Chad’s Morning Brief for 01.21.13
Here is your Morning Brief for the morning of January 21, 2013. Give Chad your feedback below and tune in to The Chad Hasty Show for these and many more topics from 8:30 to 11 am.
1. Inauguration Day (link)
President Obama was officially sworn in on Sunday, but today is public version of the inauguration. According to FOX News:
Sunday's subdued ceremonies are a function of the calendar and the Constitution, which says presidents automatically begin their new terms at noon on Jan. 20. Because that date fell this year on a Sunday -- a day on which inaugural ceremonies historically are not held -- organizers scheduled a second, public swearing-in for Monday.
A crowd of up to 800,000 people is expected to gather on the National Mall to witness that event, which will take place on the Capitol's red, white and blue bunting-draped west front. Supreme Court Chief Justice John Roberts, who famously flubbed the oath of office that Obama took in 2009, was to swear the president in both days.
Once the celebrations are over, Obama will plunge into a second-term agenda still dominated by the economy, which slowly churned out of recession during his first four years in office. The president will also try to cement his legacy with sweeping domestic changes, pledging to achieve both an immigration overhaul and stricter gun laws despite opposition from a divided Congress.
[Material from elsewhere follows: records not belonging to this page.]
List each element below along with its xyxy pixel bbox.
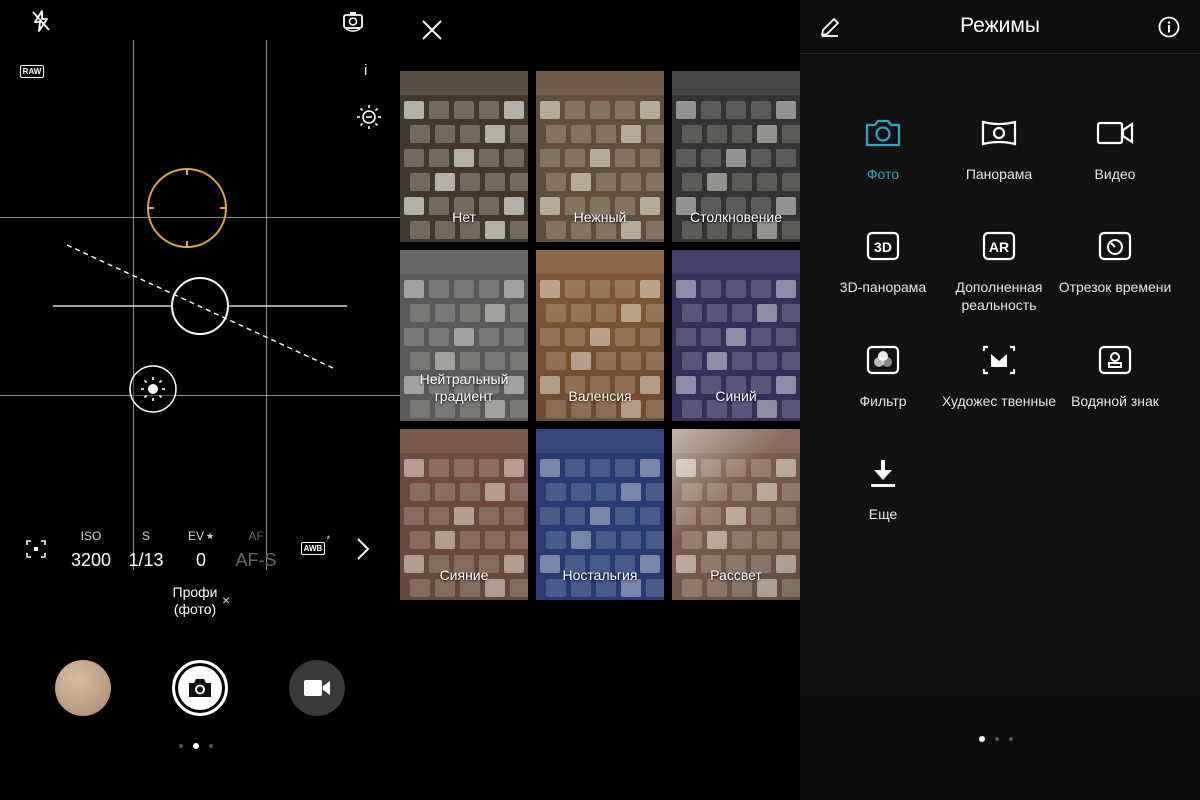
param-value: 1/13	[128, 550, 164, 570]
filter-name: Ностальгия	[562, 567, 638, 583]
mode-label: 3D-панорама	[839, 279, 927, 295]
mode-item[interactable]: Фильтр	[825, 340, 941, 410]
mode-label: Дополненная реальность	[955, 279, 1043, 313]
filter-tile[interactable]: Синий	[672, 250, 800, 421]
filter-name: Столкновение	[689, 209, 783, 225]
page-title: Режимы	[960, 14, 1040, 37]
mode-label: Фото	[866, 166, 900, 182]
filter-name: Нет	[452, 209, 476, 225]
param-label: AF	[248, 529, 264, 543]
pro-camera-panel: RAW i ISO 3200 S 1/13 EV ★ 0 AF AF-S AWB…	[0, 0, 400, 800]
filter-tile[interactable]: Ностальгия	[536, 429, 664, 600]
gallery-thumbnail[interactable]	[55, 660, 111, 716]
metering-icon[interactable]	[24, 538, 48, 560]
chevron-right-icon[interactable]	[352, 536, 374, 562]
ev-control[interactable]: EV ★ 0	[171, 528, 231, 571]
close-icon[interactable]	[420, 18, 444, 42]
page-dot	[209, 744, 213, 748]
mode-label: Водяной знак	[1071, 393, 1159, 409]
param-value: 3200	[70, 550, 112, 570]
mode-item[interactable]: 3D 3D-панорама	[825, 226, 941, 296]
panorama-icon	[979, 113, 1019, 153]
mode-label: Панорама	[965, 166, 1033, 182]
filter-name: Рассвет	[710, 567, 762, 583]
download-icon	[863, 453, 903, 493]
filter-name: Сияние	[439, 567, 489, 583]
page-dot-active	[193, 743, 199, 749]
timelapse-icon	[1095, 226, 1135, 266]
iso-control[interactable]: ISO 3200	[61, 528, 121, 571]
close-mode-button[interactable]: ×	[222, 592, 230, 608]
awb-label: AWB	[300, 541, 326, 555]
mode-label: Фильтр	[859, 393, 907, 409]
mode-label: Художес твенные	[941, 393, 1057, 409]
info-icon[interactable]	[1157, 15, 1181, 39]
filter-tile[interactable]: Рассвет	[672, 429, 800, 600]
filter-tile[interactable]: Нейтральный градиент	[400, 250, 528, 421]
page-dot-active	[979, 736, 985, 742]
shutter-speed-control[interactable]: S 1/13	[116, 528, 176, 571]
mode-item[interactable]: AR Дополненная реальность	[941, 226, 1057, 314]
camera-icon	[863, 113, 903, 153]
mode-item[interactable]: Художес твенные	[941, 340, 1057, 410]
mode-item[interactable]: Видео	[1057, 113, 1173, 183]
ar-icon: AR	[979, 226, 1019, 266]
watermark-icon	[1095, 340, 1135, 380]
video-record-button[interactable]	[289, 660, 345, 716]
modes-panel: Режимы Фото Панорама Видео 3D 3D-панорама AR Д…	[800, 0, 1200, 800]
page-indicator	[179, 743, 213, 749]
page-dot	[179, 744, 183, 748]
param-value: AF-S	[235, 550, 277, 570]
svg-text:3D: 3D	[874, 239, 892, 255]
camera-icon	[189, 679, 211, 697]
param-label: EV ★	[187, 529, 215, 543]
svg-text:AR: AR	[989, 239, 1009, 255]
page-indicator	[979, 736, 1013, 742]
mode-item[interactable]: Водяной знак	[1057, 340, 1173, 410]
filter-tile[interactable]: Столкновение	[672, 71, 800, 242]
af-control[interactable]: AF AF-S	[226, 528, 286, 571]
mode-label: Видео	[1094, 166, 1136, 182]
mode-label: Еще	[868, 506, 898, 522]
filter-icon	[863, 340, 903, 380]
focus-ring	[147, 168, 227, 248]
filter-tile[interactable]: Нежный	[536, 71, 664, 242]
page-dot	[1009, 737, 1013, 741]
filter-name: Валенсия	[568, 388, 632, 404]
filter-name: Нейтральный градиент	[419, 371, 509, 404]
mode-item[interactable]: Фото	[825, 113, 941, 183]
filter-grid: Нет Нежный Столкновение Нейтральный град…	[400, 71, 800, 600]
filter-panel: Нет Нежный Столкновение Нейтральный град…	[400, 0, 800, 800]
3d-panorama-icon: 3D	[863, 226, 903, 266]
filter-name: Синий	[715, 388, 757, 404]
video-icon	[304, 680, 330, 696]
param-label: S	[141, 529, 150, 543]
modes-header: Режимы	[800, 0, 1200, 54]
shutter-button[interactable]	[172, 660, 228, 716]
mode-item[interactable]: Еще	[825, 453, 941, 523]
mode-item[interactable]: Отрезок времени	[1057, 226, 1173, 296]
param-value: 0	[195, 550, 206, 570]
param-label: ISO	[80, 529, 102, 543]
mode-label: Отрезок времени	[1058, 279, 1172, 295]
filter-tile[interactable]: Нет	[400, 71, 528, 242]
filter-tile[interactable]: Сияние	[400, 429, 528, 600]
video-icon	[1095, 113, 1135, 153]
mode-item[interactable]: Панорама	[941, 113, 1057, 183]
page-dot	[995, 737, 999, 741]
awb-control[interactable]: AWB *	[298, 534, 330, 558]
viewfinder-overlay	[53, 168, 347, 413]
filter-name: Нежный	[573, 209, 627, 225]
artist-icon	[979, 340, 1019, 380]
filter-tile[interactable]: Валенсия	[536, 250, 664, 421]
modes-footer	[800, 696, 1200, 800]
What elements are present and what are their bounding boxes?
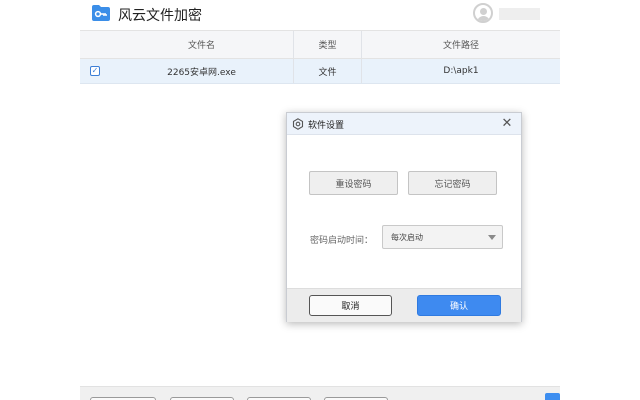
dialog-footer: 取消 确认 xyxy=(287,288,521,322)
folder-key-icon xyxy=(92,5,110,21)
row-checkbox[interactable]: ✓ xyxy=(90,66,100,76)
settings-dialog: 软件设置 ✕ 重设密码 忘记密码 密码启动时间： 每次启动 取消 确认 xyxy=(286,112,522,322)
close-icon[interactable]: ✕ xyxy=(499,116,515,132)
dialog-header: 软件设置 ✕ xyxy=(287,113,521,135)
dialog-title: 软件设置 xyxy=(308,121,345,131)
column-header-type[interactable]: 类型 xyxy=(293,31,361,58)
file-name-cell: 2265安卓网.exe xyxy=(167,67,236,78)
password-launch-value: 每次启动 xyxy=(391,233,423,242)
title-bar: 风云文件加密 xyxy=(0,0,640,28)
avatar[interactable] xyxy=(473,3,493,23)
column-header-path[interactable]: 文件路径 xyxy=(361,31,560,58)
confirm-button[interactable]: 确认 xyxy=(417,295,501,316)
forgot-password-button[interactable]: 忘记密码 xyxy=(408,171,497,195)
file-type-cell: 文件 xyxy=(293,59,361,83)
reset-password-button[interactable]: 重设密码 xyxy=(309,171,398,195)
column-header-name[interactable]: 文件名 xyxy=(110,31,293,58)
primary-toolbar-button[interactable] xyxy=(545,393,560,400)
settings-icon xyxy=(292,118,304,130)
username-placeholder[interactable] xyxy=(499,8,540,20)
table-header: 文件名 类型 文件路径 xyxy=(80,30,560,59)
bottom-toolbar xyxy=(80,386,560,400)
table-row[interactable]: ✓ 2265安卓网.exe 文件 D:\apk1 xyxy=(80,59,560,84)
file-path-cell: D:\apk1 xyxy=(361,59,560,83)
password-launch-label: 密码启动时间： xyxy=(310,236,374,246)
file-table: 文件名 类型 文件路径 ✓ 2265安卓网.exe 文件 D:\apk1 xyxy=(80,30,560,84)
app-title: 风云文件加密 xyxy=(118,8,202,24)
cancel-button[interactable]: 取消 xyxy=(309,295,392,316)
password-launch-select[interactable]: 每次启动 xyxy=(382,225,503,249)
row-checkbox-cell[interactable]: ✓ xyxy=(80,59,110,83)
chevron-down-icon xyxy=(488,235,496,240)
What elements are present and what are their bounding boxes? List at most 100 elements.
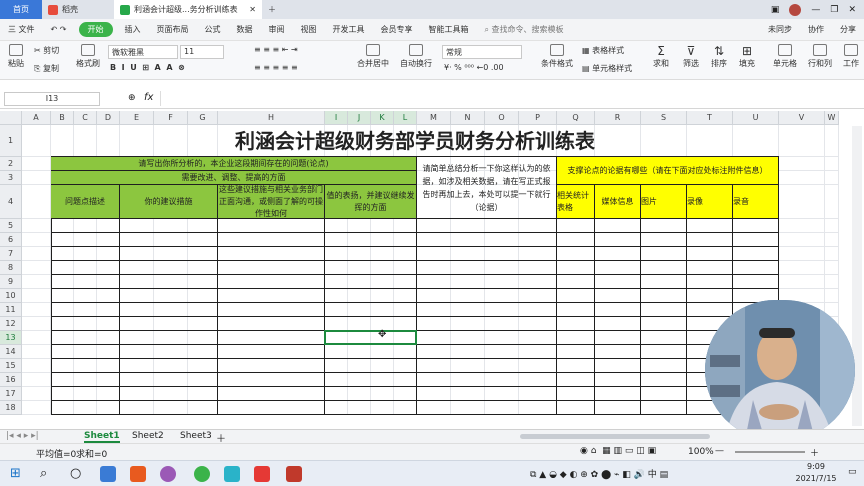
menu-file[interactable]: 三 文件 — [0, 24, 43, 35]
grid-cell[interactable] — [825, 261, 839, 275]
table-cell[interactable] — [51, 387, 120, 401]
column-header-R[interactable]: R — [595, 111, 641, 125]
paste-button[interactable]: 粘贴 — [4, 44, 28, 69]
table-cell[interactable] — [641, 261, 687, 275]
column-header-A[interactable]: A — [22, 111, 51, 125]
column-header-C[interactable]: C — [74, 111, 97, 125]
table-cell[interactable] — [325, 247, 417, 261]
header-problem-desc[interactable]: 问题点描述 — [51, 185, 120, 219]
grid-cell[interactable] — [22, 185, 51, 219]
menu-insert[interactable]: 插入 — [117, 24, 149, 35]
zoom-icon[interactable]: ⊕ — [128, 93, 136, 103]
table-cell[interactable] — [733, 275, 779, 289]
grid-cell[interactable] — [779, 261, 825, 275]
table-cell[interactable] — [325, 275, 417, 289]
header-suggestion[interactable]: 你的建议措施 — [120, 185, 218, 219]
grid-cell[interactable] — [825, 219, 839, 233]
task-view-icon[interactable]: ○ — [70, 466, 81, 481]
worksheet-button[interactable]: 工作 — [840, 44, 862, 69]
table-cell[interactable] — [218, 233, 325, 247]
table-cell[interactable] — [218, 401, 325, 415]
header-evidence-summary[interactable]: 请简单总结分析一下你这样认为的依据，如涉及相关数据，请在写正式报告时再加上去，本… — [417, 157, 557, 219]
column-header-M[interactable]: M — [417, 111, 451, 125]
table-cell[interactable] — [218, 261, 325, 275]
table-cell[interactable] — [325, 303, 417, 317]
grid-cell[interactable] — [22, 345, 51, 359]
table-cell[interactable] — [733, 247, 779, 261]
row-header-9[interactable]: 9 — [0, 275, 22, 289]
row-header-5[interactable]: 5 — [0, 219, 22, 233]
table-cell[interactable] — [218, 317, 325, 331]
fill-button[interactable]: ⊞ 填充 — [734, 44, 760, 69]
table-cell[interactable] — [557, 331, 595, 345]
header-praise[interactable]: 值的表扬，并建议继续发挥的方面 — [325, 185, 417, 219]
recorder-icon[interactable] — [286, 466, 302, 482]
close-window-icon[interactable]: ✕ — [848, 5, 856, 15]
table-cell[interactable] — [557, 233, 595, 247]
number-format-buttons[interactable]: ¥· % ⁰⁰⁰ ←0 .00 — [444, 63, 524, 72]
column-header-K[interactable]: K — [371, 111, 394, 125]
table-cell[interactable] — [325, 401, 417, 415]
table-cell[interactable] — [120, 233, 218, 247]
grid-cell[interactable] — [825, 185, 839, 219]
table-cell[interactable] — [687, 233, 733, 247]
column-header-N[interactable]: N — [451, 111, 485, 125]
align-buttons-top[interactable]: ≡ ≡ ≡ ⇤ ⇥ — [254, 45, 334, 54]
wps-icon[interactable] — [254, 466, 270, 482]
table-cell[interactable] — [557, 345, 595, 359]
row-header-3[interactable]: 3 — [0, 171, 22, 185]
menu-view[interactable]: 视图 — [293, 24, 325, 35]
file-explorer-icon[interactable] — [100, 466, 116, 482]
menu-data[interactable]: 数据 — [229, 24, 261, 35]
fx-icon[interactable]: fx — [144, 92, 153, 103]
cut-button[interactable]: ✂ 剪切 — [34, 45, 68, 56]
table-cell[interactable] — [641, 401, 687, 415]
table-cell[interactable] — [120, 247, 218, 261]
table-cell[interactable] — [595, 261, 641, 275]
grid-cell[interactable] — [779, 125, 825, 157]
new-tab-button[interactable]: ＋ — [262, 0, 282, 19]
grid-cell[interactable] — [22, 401, 51, 415]
table-cell[interactable] — [417, 359, 557, 373]
table-cell[interactable] — [218, 373, 325, 387]
table-cell[interactable] — [218, 387, 325, 401]
column-header-G[interactable]: G — [188, 111, 218, 125]
menu-start[interactable]: 开始 — [78, 22, 113, 37]
table-cell[interactable] — [120, 219, 218, 233]
header-issues[interactable]: 请写出你所分析的，本企业这段期间存在的问题(论点) — [51, 157, 417, 171]
table-cell[interactable] — [417, 387, 557, 401]
grid-cell[interactable] — [22, 317, 51, 331]
grid-cell[interactable] — [825, 247, 839, 261]
row-header-15[interactable]: 15 — [0, 359, 22, 373]
table-cell[interactable] — [733, 233, 779, 247]
app-icon-2[interactable] — [224, 466, 240, 482]
table-cell[interactable] — [51, 317, 120, 331]
table-cell[interactable] — [120, 317, 218, 331]
table-cell[interactable] — [733, 219, 779, 233]
table-cell[interactable] — [557, 373, 595, 387]
grid-cell[interactable] — [779, 275, 825, 289]
table-cell[interactable] — [417, 401, 557, 415]
table-cell[interactable] — [51, 373, 120, 387]
row-header-8[interactable]: 8 — [0, 261, 22, 275]
filter-button[interactable]: ⊽ 筛选 — [678, 44, 704, 69]
sheet-title[interactable]: 利涵会计超级财务部学员财务分析训练表 — [51, 125, 779, 157]
table-cell[interactable] — [120, 401, 218, 415]
table-cell[interactable] — [417, 373, 557, 387]
row-header-1[interactable]: 1 — [0, 125, 22, 157]
search-icon[interactable]: ⌕ — [40, 466, 47, 481]
header-video[interactable]: 录像 — [687, 185, 733, 219]
column-header-O[interactable]: O — [485, 111, 519, 125]
grid-cell[interactable] — [825, 125, 839, 157]
column-header-B[interactable]: B — [51, 111, 74, 125]
table-cell[interactable] — [595, 303, 641, 317]
table-cell[interactable] — [325, 387, 417, 401]
number-format-select[interactable]: 常规 — [442, 45, 522, 59]
column-header-D[interactable]: D — [97, 111, 120, 125]
column-header-L[interactable]: L — [394, 111, 417, 125]
sort-button[interactable]: ⇅ 排序 — [706, 44, 732, 69]
menu-review[interactable]: 审阅 — [261, 24, 293, 35]
undo-icon[interactable]: ↶ ↷ — [43, 25, 75, 34]
sheet-tab-1[interactable]: Sheet1 — [84, 431, 120, 443]
grid-cell[interactable] — [22, 275, 51, 289]
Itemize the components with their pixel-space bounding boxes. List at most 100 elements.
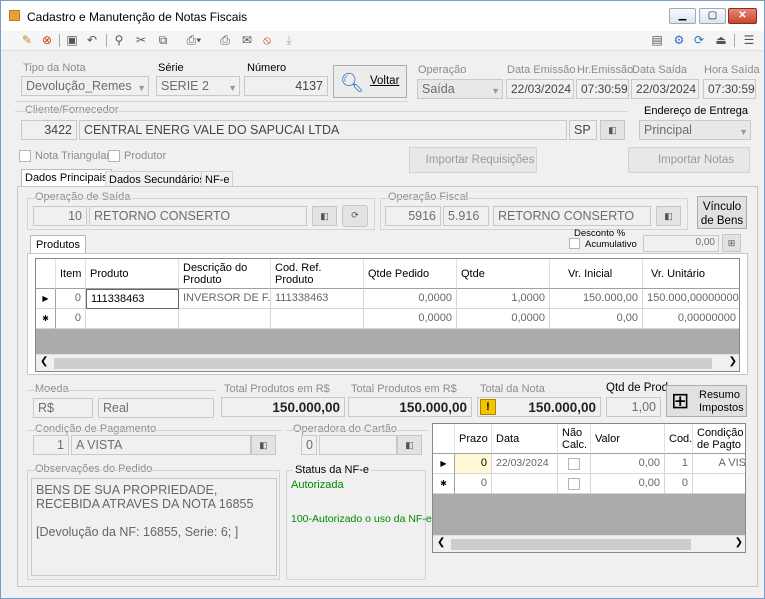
table-cell[interactable]: 0 <box>455 474 492 494</box>
col-valor[interactable]: Valor <box>591 424 665 454</box>
search-icon[interactable]: ⚲ <box>111 33 127 48</box>
cliente-lookup-button[interactable]: ◧ <box>600 120 625 140</box>
col-item[interactable]: Item <box>56 259 86 289</box>
voltar-button[interactable]: 🔍︎ Voltar <box>333 65 407 98</box>
scroll-right-icon[interactable]: ❯ <box>729 356 737 367</box>
opsaida-refresh-button[interactable]: ⟳ <box>342 205 368 227</box>
cartao-name-field <box>319 435 397 455</box>
minimize-button[interactable]: ▁ <box>669 8 696 24</box>
undo-icon[interactable]: ↶ <box>84 33 100 48</box>
col-nao-calc[interactable]: Não Calc. <box>558 424 591 454</box>
vinculo-bens-button[interactable]: Vínculo de Bens <box>697 196 747 229</box>
table-cell[interactable]: 0 <box>455 454 492 474</box>
scroll-right-icon[interactable]: ❯ <box>735 537 743 548</box>
importar-notas-button[interactable]: Importar Notas <box>628 147 750 173</box>
col-vr-unitario[interactable]: Vr. Unitário <box>643 259 739 289</box>
edit-icon[interactable]: ✎ <box>19 33 35 48</box>
col-data[interactable]: Data <box>492 424 558 454</box>
window-icon[interactable]: ▤ <box>649 33 665 48</box>
table-cell: 111338463 <box>271 289 364 309</box>
importar-requisicoes-button[interactable]: Importar Requisições <box>409 147 537 173</box>
download-icon[interactable]: ⤓ <box>281 33 297 48</box>
tipo-select[interactable]: Devolução_Remes ▼ <box>21 76 149 96</box>
tipo-label: Tipo da Nota <box>23 62 86 74</box>
total-produtos-label: Total Produtos em R$ <box>224 383 330 395</box>
block-icon[interactable]: ⦸ <box>259 33 275 48</box>
nao-calc-checkbox[interactable] <box>568 458 580 470</box>
table-cell: 0,00 <box>550 309 643 329</box>
col-prazo[interactable]: Prazo <box>455 424 492 454</box>
opfiscal-code-field[interactable]: 5916 <box>385 206 441 226</box>
pagamento-code-field[interactable]: 1 <box>33 435 69 455</box>
col-cod-ref[interactable]: Cod. Ref. Produto <box>271 259 364 289</box>
horizontal-scrollbar[interactable]: ❮ ❯ <box>36 354 739 371</box>
resumo-impostos-button[interactable]: ⊞ Resumo Impostos <box>666 385 747 417</box>
col-cod[interactable]: Cod. <box>665 424 693 454</box>
col-qtde-pedido[interactable]: Qtde Pedido <box>364 259 457 289</box>
nota-triangular-checkbox[interactable] <box>19 150 31 162</box>
opsaida-lookup-button[interactable]: ◧ <box>312 206 337 226</box>
hr-emissao-field[interactable]: 07:30:59 <box>576 79 629 99</box>
close-button[interactable]: ✕ <box>728 8 757 24</box>
print-dropdown-icon[interactable]: ⎙▾ <box>181 33 207 48</box>
obs-textarea[interactable]: BENS DE SUA PROPRIEDADE, RECEBIDA ATRAVE… <box>31 478 277 576</box>
tools-icon[interactable]: ⚙ <box>671 33 687 48</box>
produtos-grid: Item Produto Descrição do Produto Cod. R… <box>35 258 740 372</box>
numero-field[interactable]: 4137 <box>244 76 328 96</box>
opsaida-code-field[interactable]: 10 <box>33 206 87 226</box>
tab-dados-principais[interactable]: Dados Principais <box>21 169 112 187</box>
table-cell[interactable]: 111338463 <box>86 289 179 309</box>
scroll-thumb[interactable] <box>451 539 691 550</box>
desconto-calc-button[interactable]: ⊞ <box>722 234 741 252</box>
parcelas-grid: Prazo Data Não Calc. Valor Cod. Condição… <box>432 423 746 553</box>
cartao-code-field[interactable]: 0 <box>301 435 317 455</box>
cancel-icon[interactable]: ⊗ <box>39 33 55 48</box>
maximize-button[interactable]: ▢ <box>699 8 726 24</box>
copy-icon[interactable]: ⧉ <box>155 33 171 48</box>
scroll-left-icon[interactable]: ❮ <box>437 537 445 548</box>
col-condicao[interactable]: Condição de Pagto <box>693 424 745 454</box>
desconto-label: Desconto % <box>574 228 626 239</box>
opfiscal-lookup-button[interactable]: ◧ <box>656 206 681 226</box>
pagamento-lookup-button[interactable]: ◧ <box>251 435 276 455</box>
total-produtos-2-field: 150.000,00 <box>348 397 472 417</box>
col-vr-inicial[interactable]: Vr. Inicial <box>550 259 643 289</box>
refresh-icon[interactable]: ⟳ <box>691 33 707 48</box>
operacao-select[interactable]: Saída ▼ <box>417 79 503 99</box>
table-cell[interactable] <box>86 309 179 329</box>
produtor-checkbox[interactable] <box>108 150 120 162</box>
hora-saida-field[interactable]: 07:30:59 <box>703 79 756 99</box>
row-indicator-icon: ▶ <box>36 289 56 309</box>
col-descricao[interactable]: Descrição do Produto <box>179 259 271 289</box>
table-cell <box>492 474 558 494</box>
data-emissao-field[interactable]: 22/03/2024 <box>506 79 574 99</box>
moeda-code-field[interactable]: R$ <box>33 398 93 418</box>
mail-icon[interactable]: ✉ <box>239 33 255 48</box>
table-cell: 1 <box>665 454 693 474</box>
cliente-code-field[interactable]: 3422 <box>21 120 77 140</box>
status-message: 100-Autorizado o uso da NF-e <box>291 513 432 525</box>
parcelas-scrollbar[interactable]: ❮ ❯ <box>433 535 745 552</box>
cliente-uf-field: SP <box>569 120 597 140</box>
scroll-thumb[interactable] <box>54 358 712 369</box>
window-title: Cadastro e Manutenção de Notas Fiscais <box>27 10 248 24</box>
moeda-name-field: Real <box>98 398 214 418</box>
exit-icon[interactable]: ⏏ <box>713 33 729 48</box>
col-qtde[interactable]: Qtde <box>457 259 550 289</box>
serie-select[interactable]: SERIE 2 ▼ <box>156 76 240 96</box>
col-produto[interactable]: Produto <box>86 259 179 289</box>
table-cell: 0,00 <box>591 454 665 474</box>
save-icon[interactable]: ▣ <box>64 33 80 48</box>
nao-calc-checkbox[interactable] <box>568 478 580 490</box>
tab-produtos[interactable]: Produtos <box>30 235 87 254</box>
endereco-select[interactable]: Principal ▼ <box>639 120 751 140</box>
data-saida-field[interactable]: 22/03/2024 <box>631 79 699 99</box>
desconto-field[interactable]: 0,00 <box>643 235 719 252</box>
warning-icon[interactable]: ! <box>480 399 496 415</box>
cartao-lookup-button[interactable]: ◧ <box>397 435 422 455</box>
scissors-icon[interactable]: ✂ <box>133 33 149 48</box>
acumulativo-checkbox[interactable] <box>569 238 580 249</box>
menu-icon[interactable]: ☰ <box>741 33 757 48</box>
printer-icon[interactable]: ⎙ <box>217 33 233 48</box>
scroll-left-icon[interactable]: ❮ <box>40 356 48 367</box>
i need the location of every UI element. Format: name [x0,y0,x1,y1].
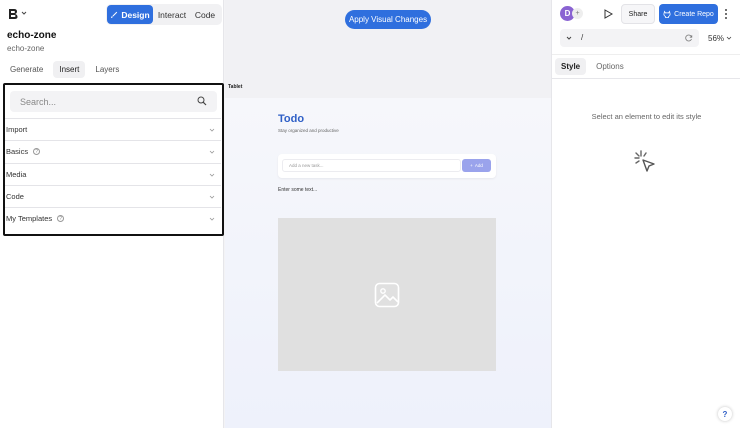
left-tabs: Generate Insert Layers [4,61,125,78]
section-label: Code [6,192,24,202]
refresh-icon[interactable] [685,34,693,42]
text-element[interactable]: Enter some text... [278,187,317,193]
app-logo-icon[interactable] [7,8,19,20]
chevron-down-icon[interactable] [566,35,572,41]
share-button[interactable]: Share [621,4,655,24]
section-my-templates[interactable]: My Templates ? [5,207,221,229]
section-basics[interactable]: Basics ? [5,140,221,162]
todo-title[interactable]: Todo [278,113,304,125]
section-code[interactable]: Code [5,184,221,207]
mode-switcher: Design Interact Code [106,4,222,25]
right-panel: D + Share Create Repo / 56% Style Option… [551,0,740,428]
insert-sections: Import Basics ? Media Code My Templates … [5,118,221,229]
canvas-area: Apply Visual Changes Tablet Todo Stay or… [225,0,551,428]
style-tabs: Style Options [552,54,740,79]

Not much is expected out of Obama's address today. For many, it will be a day of celebration. For others, it won't be too much of a celebration.
Will you watch today's inauguration events?
2. Gun Appreciation Day (link)
Gun Appreciation Day was held over the weekend and Texas was home to one of the 49 protests held across the nation.
The rally, organized by Guns Across America, a gun rights organization, was one of 49 protests occurring across the nation. It coincided with Gun Appreciation Day, a response to a national gun debate incited by the tragedy in Newtown, Conn., where 20 children and six staff members of Sandy Hook Elementary were killed by a gunman.
Roughly a thousand people attended the rally, and after a failed attempt to start a chant of “U.S.A,” the crowd gathered together with shouts of “Texas!” and “Freedom!” A large sign reading "Come and Take it" featuring a semi-automatic weapon where a cannon normally would sit loomed over the crowd as protesters waited for the event to begin.
It's good to see people fighting for the Second Amendment out there. More voices need to be heard in order to send a message to Washington.
3. A Fuller Understanding (link)
President Obama is seeking a "fuller understanding" into what happened in Algeria. If you've missed the news, I'm not surprised. Not much has been made of the conflict in Northern Africa with Islamic Terrorists.
"The thoughts and prayers of the American people are with the families of all those who were killed and injured in the terrorist attack in Algeria,"Obama said in his first comments on the hostage crisis.
Obama's written statement was issued by the White House after the Algerian army carried out a dramatic final assault to end a siege by Islamist militants in which 23 hostages were killed, many of them believed to be foreigners.
The statement made no mention of Americans who were caught up in the hostage crisis. One American has been confirmed dead, and a source close to the crisis said two Americans were among those freed as the Algerian army closed in.
Some Western governments had expressed frustration at not being informed of the Algerian authorities' plans to storm the remote complex, but U.S. officials had remained cautious in their comments as the situation unfolded.
"The blame for this tragedy rests with the terrorists who carried it out," Obama said. "We have been in constant contact with Algerian officials and stand ready to provide whatever assistance they need in the aftermath of this attack."
"We also will continue to work closely with all of our partners to combat the scourge of terrorism in the region," he added.
"This attack is another reminder of the threat posed by al Qaeda and other violent extremist groups in North Africa," Obama said. "In the coming days, we will remain in close touch with the government of Algeria to gain a fuller understanding of what took place so that we can work together to prevent tragedies like this in the future."